Post optimization formulations were also beneficial according to other characteristics. Formulation MP1po was found to be beneficial in reducing the number of value functions with an atypical shape, and both MP1po and MP2po increased the number of linear value functions, which is desirable from an “Occam’s razor” perspective of using the simplest model possible. MP1po and MP2po were also found to be beneficial in reducing the differences in the implicit criteria weights.

Overall, the best performance was thus obtained by the post optimization formulations. Without worsening its internal error, they have more typical shapes and contribute to decrease extreme imbalances among criteria weights. Moreover, they actually improve the external error on average, and the resulting average function yields as the most preferred vehicle the one most respondents ranked first. Concerning these advantages of the post optimization formulations, MP1po and MP2po appear to be similar. The added computational cost of the latter (since it uses binary variables) might be justified only for its ability to exclude atypical value functions and to result in slightly lower imbalances among criteria weights.

The conclusions of this study are necessarily limited by its scope. They are based on a single study concerning a specific situation. Further empirical studies would therefore be welcome, and even more if questions about the effort and comfort of the respondents are included as well (an aspect not included in our questionnaire). Besides studies involving real persons, simulation studies are also of interest for their ability to generate a very large number of instances and to control many design variables, such as the number of criteria. Although challenging, being able to simulate the inconsistencies real people make would add further value to such studies.

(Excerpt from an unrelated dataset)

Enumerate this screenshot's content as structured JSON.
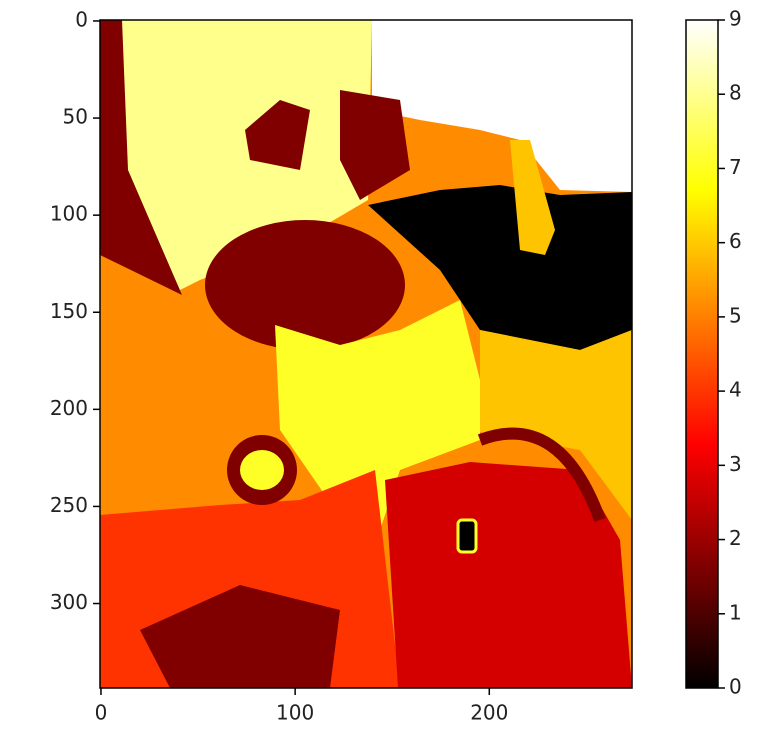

Knowing what are the typical value function shapes for each criterion in a given decision context can be extremely useful for different types of research. These shapes can be used as an input for sensitivity and robustness analysis studies addressing unknown value functions, as performed in exact (e.g., Sarabando and Dias 2010) or stochastic analyses (e.g., Lahdelma and Salminen 2001). Although the specific value function might be unknown, one may wish to simulate specific value function types (Dias and Vetschera 2019a, b). They can also be useful in studying the behavior of different methods on simulated data (Vetschera et al. 2014a; Mihelčić and Bohanec 2017; Dias and Vetschera 2019b). Finally, they can be used in studies aiming to forecast the diffusion of new products and technologies using system dynamics or agent based models [e.g., in the context of alternative fuels (Stummer et al. 2015; Oliveira et al. 2019)].